Congressman David Wu (D-OR) was sworn in to a sixth term as a member of the 111th Congress on January 6, 2009. Congressman Wu represents Oregon's 1st Congressional District, which stretches from Portland to the Oregon Coast, encompassing all of Washington, Yamhill, Columbia, and Clatsop counties, and part of Multnomah County.

Congressman Wu's priorities include: improving our nation's public education system and making college more affordable; growing Oregon's economy by encouraging new business investment and supporting high tech research; improving our nation's healthcare system and the Medicare prescription drug benefit; and meeting our obligation to future generations by preserving Social Security and protecting our natural environment.

In the House of Representatives, Congressman Wu serves on the Education and Labor Committee, which has sole jurisdiction over education policy. He serves on the Science Committee, which has jurisdiction over research and technology policy and NASA. He is Chair of the Science and Technology Subcommittee on Technology and Innovation.

Congressman David Wu has lived the American dream. In October of 1961, at six years of age, he moved with his family to the United States after President John F. Kennedy signed an executive order updating unfair immigration quotas. He was educated in public schools, earned a Bachelor of Science from Stanford University in 1977, attended Harvard Medical School, and received a law degree from Yale University in 1982.

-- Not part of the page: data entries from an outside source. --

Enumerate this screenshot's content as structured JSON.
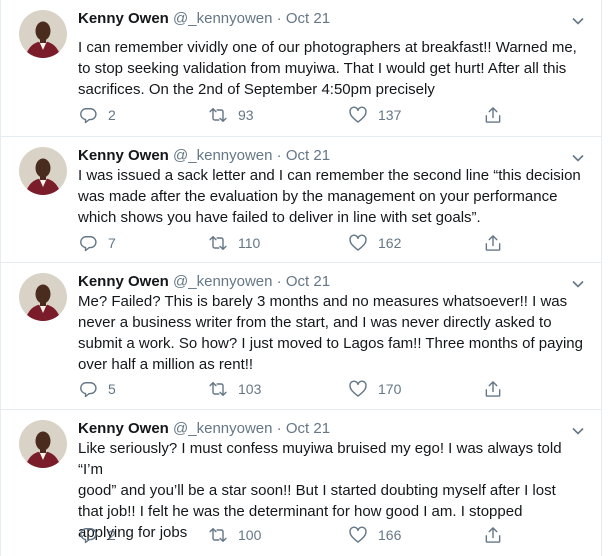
{
  "tweets": [
    {
      "name": "Kenny Owen",
      "handle": "@_kennyowen",
      "separator": "·",
      "date": "Oct 21",
      "text": "I can remember vividly one of our photographers at breakfast!! Warned me,\nto stop seeking validation from muyiwa. That I would get hurt! After all this\nsacrifices.  On the 2nd of September 4:50pm precisely",
      "replies": "2",
      "retweets": "93",
      "likes": "137"
    },
    {
      "name": "Kenny Owen",
      "handle": "@_kennyowen",
      "separator": "·",
      "date": "Oct 21",
      "text": "I was issued a sack letter and I can remember the second line “this decision\nwas made after the evaluation by the management on your performance\nwhich shows you have failed to deliver in line with set goals”.",
      "replies": "7",
      "retweets": "110",
      "likes": "162"
    },
    {
      "name": "Kenny Owen",
      "handle": "@_kennyowen",
      "separator": "·",
      "date": "Oct 21",
      "text": "Me? Failed? This is barely 3 months and no measures whatsoever!! I was\nnever a business writer from the start, and I was never directly asked to\nsubmit a work. So how? I just moved to Lagos fam!! Three months of paying\nover half a million as rent!!",
      "replies": "5",
      "retweets": "103",
      "likes": "170"
    },
    {
      "name": "Kenny Owen",
      "handle": "@_kennyowen",
      "separator": "·",
      "date": "Oct 21",
      "text": "Like seriously? I must confess muyiwa bruised my ego! I was always told “I’m\ngood” and you’ll be a star soon!! But I started doubting myself after I lost\nthat job!! I felt he was the determinant for how good I am. I stopped\napplying for jobs",
      "replies": "2",
      "retweets": "100",
      "likes": "166"
    }
  ],
  "colors": {
    "text": "#14171a",
    "secondary": "#657786",
    "divider": "#e6ecf0",
    "avatar_bg": "#d9d2c6",
    "jacket": "#7a1c2a"
  },
  "icons": [
    "chevron-down-icon",
    "reply-icon",
    "retweet-icon",
    "like-icon",
    "share-icon"
  ]
}
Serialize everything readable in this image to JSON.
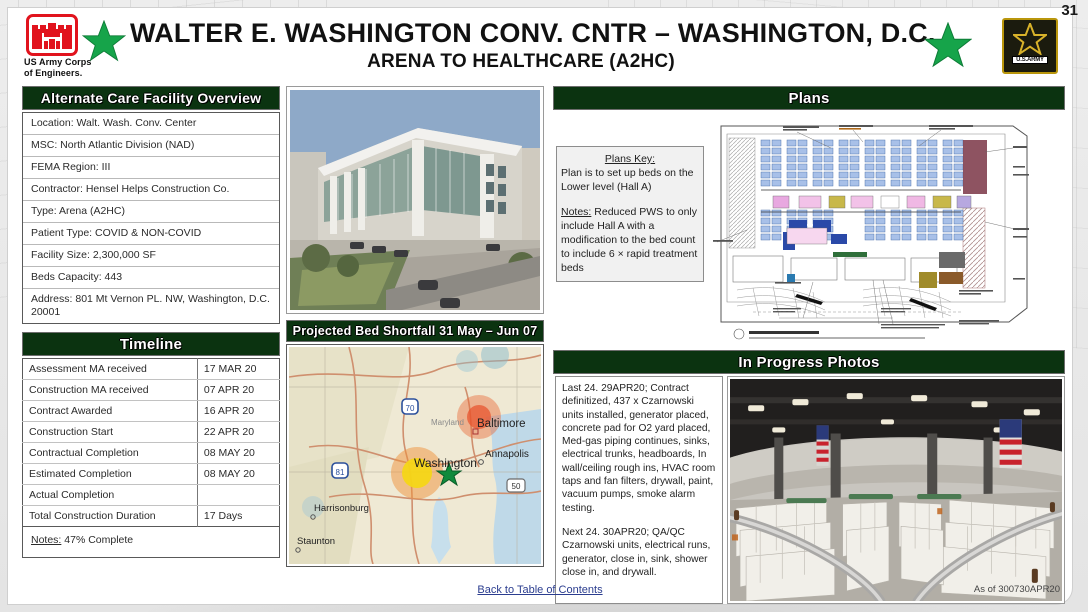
{
  "slide": {
    "number": "31",
    "title_main": "WALTER E. WASHINGTON CONV. CNTR – WASHINGTON, D.C.",
    "title_sub": "ARENA TO HEALTHCARE (A2HC)",
    "org_label_line1": "US Army Corps",
    "org_label_line2": "of Engineers.",
    "army_wordmark": "U.S.ARMY"
  },
  "overview": {
    "header": "Alternate Care Facility Overview",
    "rows": [
      "Location:  Walt. Wash. Conv.  Center",
      "MSC:  North Atlantic Division  (NAD)",
      "FEMA Region:  III",
      "Contractor: Hensel Helps Construction Co.",
      "Type: Arena (A2HC)",
      "Patient Type: COVID & NON-COVID",
      "Facility Size: 2,300,000  SF",
      "Beds Capacity: 443",
      "Address: 801 Mt Vernon PL. NW, Washington, D.C. 20001"
    ]
  },
  "timeline": {
    "header": "Timeline",
    "rows": [
      {
        "label": "Assessment MA received",
        "value": "17 MAR  20"
      },
      {
        "label": "Construction MA received",
        "value": "07 APR  20"
      },
      {
        "label": "Contract Awarded",
        "value": "16 APR  20"
      },
      {
        "label": "Construction Start",
        "value": "22 APR  20"
      },
      {
        "label": "Contractual Completion",
        "value": "08 MAY  20"
      },
      {
        "label": "Estimated Completion",
        "value": "08 MAY  20"
      },
      {
        "label": "Actual Completion",
        "value": ""
      },
      {
        "label": "Total Construction Duration",
        "value": "17 Days"
      }
    ],
    "notes_label": "Notes:",
    "notes_value": "47% Complete"
  },
  "shortfall": {
    "header": "Projected Bed Shortfall 31 May – Jun 07",
    "map_labels": {
      "state": "Maryland",
      "cities": [
        "Baltimore",
        "Annapolis",
        "Washington",
        "Harrisonburg",
        "Staunton"
      ],
      "routes": [
        "70",
        "81",
        "50"
      ]
    }
  },
  "plans": {
    "header": "Plans",
    "key_title": "Plans Key:",
    "key_body": "Plan is to set up  beds on the Lower level (Hall A)",
    "notes_label": "Notes:",
    "notes_body": "Reduced PWS to only include Hall A with a modification to the bed count to include 6 × rapid treatment beds"
  },
  "in_progress": {
    "header": "In Progress Photos",
    "last_24": "Last 24. 29APR20; Contract definitized, 437 x Czarnowski units installed, generator placed, concrete pad for O2 yard placed, Med-gas piping continues, sinks, electrical trunks, headboards, In wall/ceiling rough ins, HVAC room taps and fan filters, drywall, paint, vacuum pumps, smoke alarm testing.",
    "next_24": "Next 24. 30APR20; QA/QC Czarnowski units, electrical runs, generator, close in, sink, shower close in, and drywall."
  },
  "footer": {
    "toc_link": "Back to Table of Contents",
    "as_of": "As of 300730APR20"
  },
  "colors": {
    "panel_header_green": "#0b3310",
    "accent_green_star": "#16a44a",
    "castle_red": "#e1131d",
    "link_blue": "#2b3d8f"
  }
}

Congressman Wu's distinguished legal career included a clerkship with a Federal judge in Portland. In 1988, he co-founded the law firm of Cohen & Wu. For a decade, the firm successfully served the high technology industry and numerous small businesses across Northwest Oregon.

Congressman Wu counts among his proudest accomplishments his work to help build scores of new businesses that have thrived and provided well-paying jobs for Oregonians. His fifteen years of experience in the Portland business and high technology communities make him uniquely qualified to represent the "Silicon Forest" district in Congress.

Congressman Wu is the first and only Chinese-American to serve in the U.S. House of Representatives. He currently is a member of the Executive Board for the Congressional Asian Pacific American Caucus and served as Chair from January 2001 to January 2004. Congressman Wu is also a member of the New Democrat Coalition (NDC), a group of moderate Democrats in the House.